In general Argentinean health care is quite good from what I have seen both in the public and private sectors, and having been inside a few hospitals in Argentina for various reasons (including giving blood a couple of times) I thought I knew what to expect. However, the hospital in San Francisco really is scraping the healthcare barrel, it even made the NHS look like first world medicine (actually the medicine in the NHS probably is first world, it’s the torturous administrative routes to get to it that are more reminiscent of a bygone soviet era, but we digress). Dirty, depressing, poorly signposted, toilets locked shut (not that you’d want to risk using them), dark unventilated corridors packed with waiting parents and their bawling kids… I won’t go on, it’s not pretty.

By the cunning device of asking the policeman at the door, and then being redirected half-way, I managed to locate the haematology lab. There was a rottweiler sitting at the reception desk. “Yes?” “what do you want?” she barked. Stifling the urge to apologise for spoiling her day, I explained that I needed to give blood for my sick friend. “Sit there”. So I did. For an hour. At ten o’clock a guy in a lab coat came out and locked the door, so I ahemmed and he looked surprised to see me. “it’s ten o’clock, we’re closing now” he said. “But I’ve been here since nine o’clock” I said. “Yes, there were a lot of people” he said, to which I almost responded “not while I was here there weren’t” but decided against it. “Come back on Thursday” he said. And that was that.

Combine the above with the other incident involving the three blokes in the corridor who asked where I came from and then proceeded to comment loudly on the Falklands-Malvinas in between comparing the merits of English versus Argentinean pornography and I say thank you for the policeman, the only civil person in entire place as far as I could make out. He even said goodbye to me as I left, let’s hope it’s him on duty again on Thursday.

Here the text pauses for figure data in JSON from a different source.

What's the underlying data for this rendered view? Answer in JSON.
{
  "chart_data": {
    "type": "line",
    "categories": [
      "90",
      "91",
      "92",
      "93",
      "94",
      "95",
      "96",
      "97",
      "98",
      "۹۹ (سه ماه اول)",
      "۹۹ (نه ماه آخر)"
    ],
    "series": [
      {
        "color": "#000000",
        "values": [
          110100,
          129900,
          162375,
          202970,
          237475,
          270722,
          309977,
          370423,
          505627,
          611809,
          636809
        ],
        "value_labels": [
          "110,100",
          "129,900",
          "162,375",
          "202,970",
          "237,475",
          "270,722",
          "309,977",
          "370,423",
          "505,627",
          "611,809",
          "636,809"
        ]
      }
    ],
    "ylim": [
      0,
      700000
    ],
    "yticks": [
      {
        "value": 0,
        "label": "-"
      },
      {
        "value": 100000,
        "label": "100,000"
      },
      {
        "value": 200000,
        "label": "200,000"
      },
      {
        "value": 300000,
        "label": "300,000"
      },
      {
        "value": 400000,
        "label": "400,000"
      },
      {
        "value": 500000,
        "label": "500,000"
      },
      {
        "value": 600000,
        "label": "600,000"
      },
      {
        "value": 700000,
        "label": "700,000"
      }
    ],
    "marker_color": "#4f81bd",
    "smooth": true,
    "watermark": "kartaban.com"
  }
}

As part of their orientation programme, Latin Link used to organise a “simulation game” (maybe still do… hope not!) As far as I remember its main messages were about how you can expect to be poorly treated by the rude and marauding natives. It was exaggerated and racist, apparently designed to scare candidates into trusting no-one. And I remembered it today as I was cycling back muttering to myself, because for the first time in fifteen years – yes, I did the Latin Link simulation game for the first (of several) times back in 1994 – so for the first time in fifteen years, the Latin Link simulation game actually came true, which might not have benefitted society very greatly or even at all, but it made me smile a bit.